Dans la majorité des cas, cette infection respiratoire est due au virus respiratoire syncytial (VRS).
Il provoque une maladie pénible pour les jeunes enfants qui passent sept jours à tousser, à avoir de la fièvre, à vomir et à ne pas bien dormir.
Avant 1 an, il faut être vigilant et savoir que l’immense majorité des formes graves concerne les bébés de moins de 6 mois. Lorsque les côtes se creusent, c’est parce que le bébé a besoin de mobiliser tous ses muscles respiratoires pour réussir à s’oxygéner correctement. Si l’enfant a moins de 6 mois, il faut consulter rapidement dès l’apparition de signes respiratoires. Plus largement, s’il a moins d’1 an, il faut consulter pour que son état soit évalué.

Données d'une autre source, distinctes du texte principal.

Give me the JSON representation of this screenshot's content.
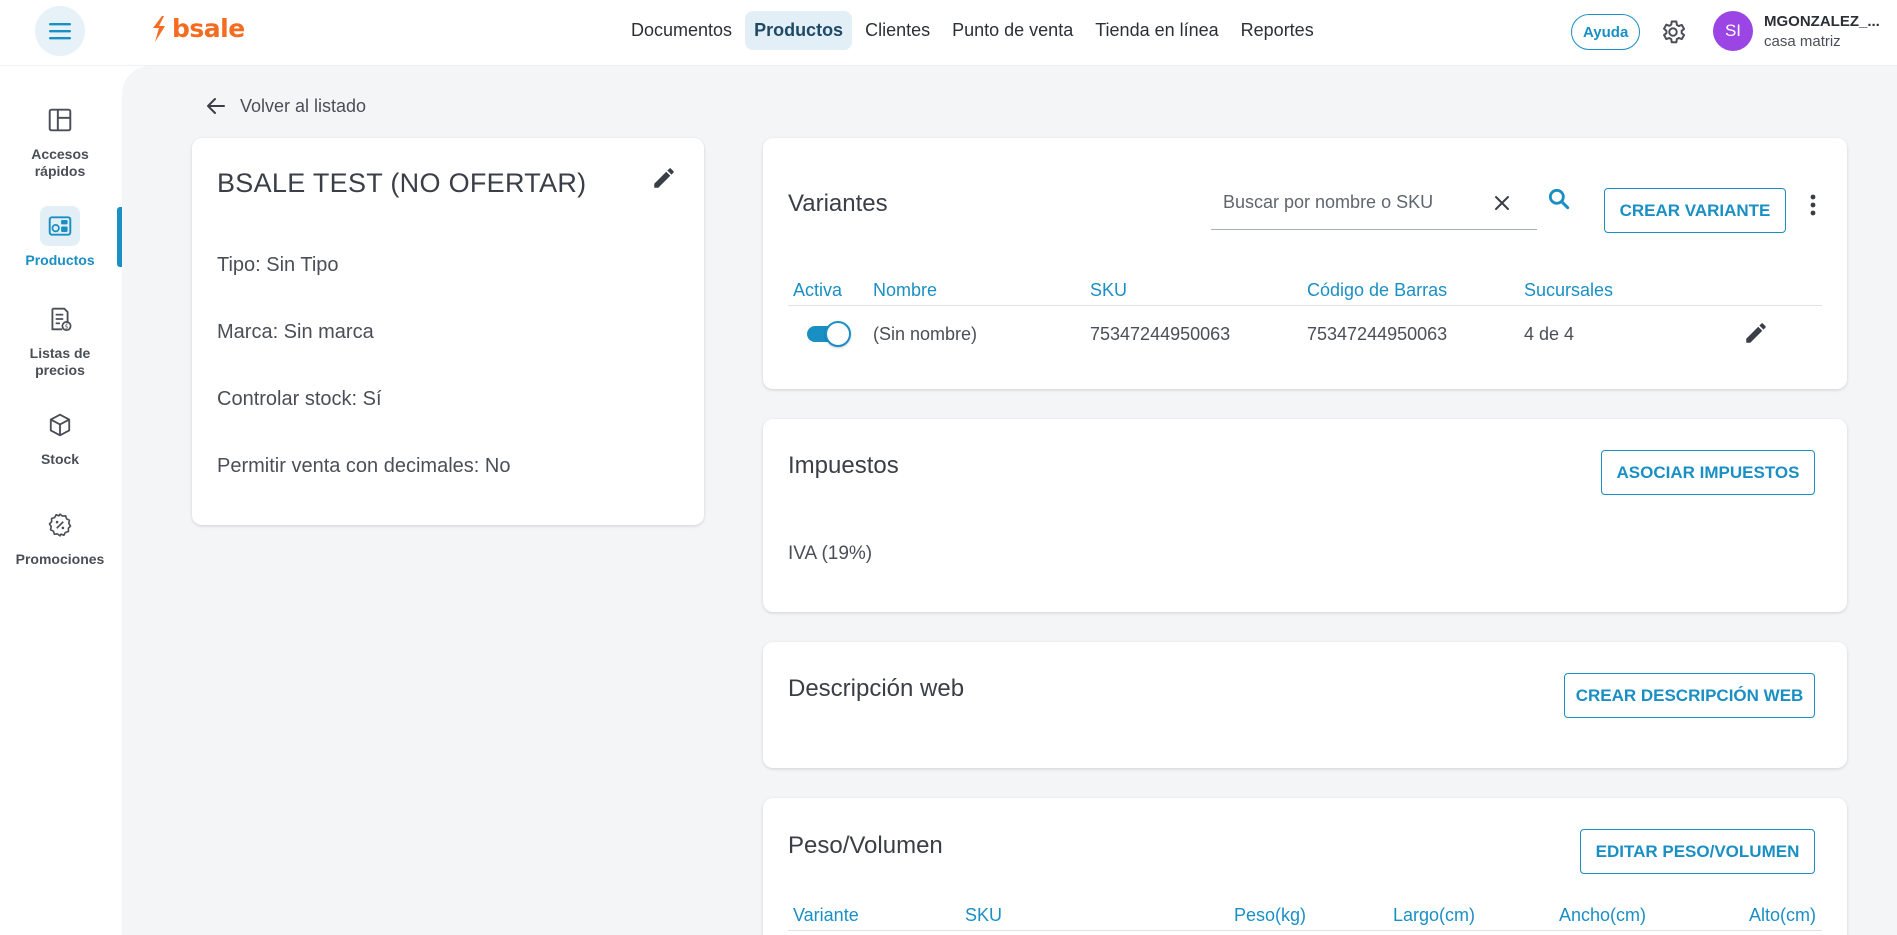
{
  "topbar": {
    "logo_text": "bsale",
    "nav": [
      {
        "label": "Documentos"
      },
      {
        "label": "Productos",
        "active": true
      },
      {
        "label": "Clientes"
      },
      {
        "label": "Punto de venta"
      },
      {
        "label": "Tienda en línea"
      },
      {
        "label": "Reportes"
      }
    ],
    "help_label": "Ayuda",
    "user": {
      "initials": "SI",
      "name": "MGONZALEZ_...",
      "branch": "casa matriz"
    }
  },
  "sidebar": {
    "items": [
      {
        "label": "Accesos rápidos",
        "icon": "dashboard-icon"
      },
      {
        "label": "Productos",
        "icon": "products-icon",
        "active": true
      },
      {
        "label": "Listas de precios",
        "icon": "price-list-icon"
      },
      {
        "label": "Stock",
        "icon": "box-icon"
      },
      {
        "label": "Promociones",
        "icon": "discount-icon"
      }
    ]
  },
  "back_link": {
    "label": "Volver al listado"
  },
  "product": {
    "title": "BSALE TEST (NO OFERTAR)",
    "attributes": [
      "Tipo: Sin Tipo",
      "Marca: Sin marca",
      "Controlar stock: Sí",
      "Permitir venta con decimales: No"
    ]
  },
  "variants": {
    "title": "Variantes",
    "search_placeholder": "Buscar por nombre o SKU",
    "create_label": "CREAR VARIANTE",
    "columns": [
      "Activa",
      "Nombre",
      "SKU",
      "Código de Barras",
      "Sucursales"
    ],
    "rows": [
      {
        "active": true,
        "name": "(Sin nombre)",
        "sku": "75347244950063",
        "barcode": "75347244950063",
        "branches": "4 de 4"
      }
    ]
  },
  "taxes": {
    "title": "Impuestos",
    "button_label": "ASOCIAR IMPUESTOS",
    "value": "IVA (19%)"
  },
  "web_description": {
    "title": "Descripción web",
    "button_label": "CREAR DESCRIPCIÓN WEB"
  },
  "weight_volume": {
    "title": "Peso/Volumen",
    "button_label": "EDITAR PESO/VOLUMEN",
    "columns": [
      "Variante",
      "SKU",
      "Peso(kg)",
      "Largo(cm)",
      "Ancho(cm)",
      "Alto(cm)"
    ]
  },
  "colors": {
    "accent": "#1a8fc4",
    "brand": "#f56b1f",
    "avatar": "#9b45e4"
  }
}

l’épidémie de bronchiolite démarre généralement en octobre et se termine en février.
Un traitement préventif – le Nirsévimab = Beyfortus. Il contient un anticorps monoclonal conçu pour se lier à une protéine située à la surface du virus respiratoire syncytial (VRS), virus responsable de la majorité des bronchiolites du nourrisson. Il empêche ainsi le virus de pénétrer dans les cellules de l’organisme. Le Beyfortus se présente sous forme d’injection. L’enfant est protégé pendant cinq mois. À la maternité, l’injection est proposée systématiquement aux parents des nouveau-nés à partir du mois de septembre, en prévision de l’épidémie à venir. Environ 90 % d’entre eux donnent leur accord et l’enfant sort alors en capacité d’affronter sereinement l’infection. Le problème concerne les bébés nés avant septembre. Lorsqu’ils ont vu le jour entre février et septembre, ils n’ont pas reçu d’injection à la maternité. Cela ne sert à rien de la faire trop tôt dans l’année puisqu’elle a une durée de protection limitée. Ces enfants doivent recevoir le Beyfortus sur ordonnance de leur pédiatre ou de leur généraliste. Les doses sont disponibles en nombre suffisant en pharmacie. Mais de trop nombreux parents n’en ont pas eu l’information par leur médecin. Résultat, beaucoup d’enfants nés avant le 1er septembre qui n’ont pas été protégés.Il n’est pas trop tard pour recevoir une injection, même si l’épidémie a déjà commencé ! Contrairement à un vaccin, l’anticorps confère une protection quasi immédiate. Remboursé à 30 % par la Sécurité sociale, il est pris en charge par les mutuelles dans l’immense majorité des cas.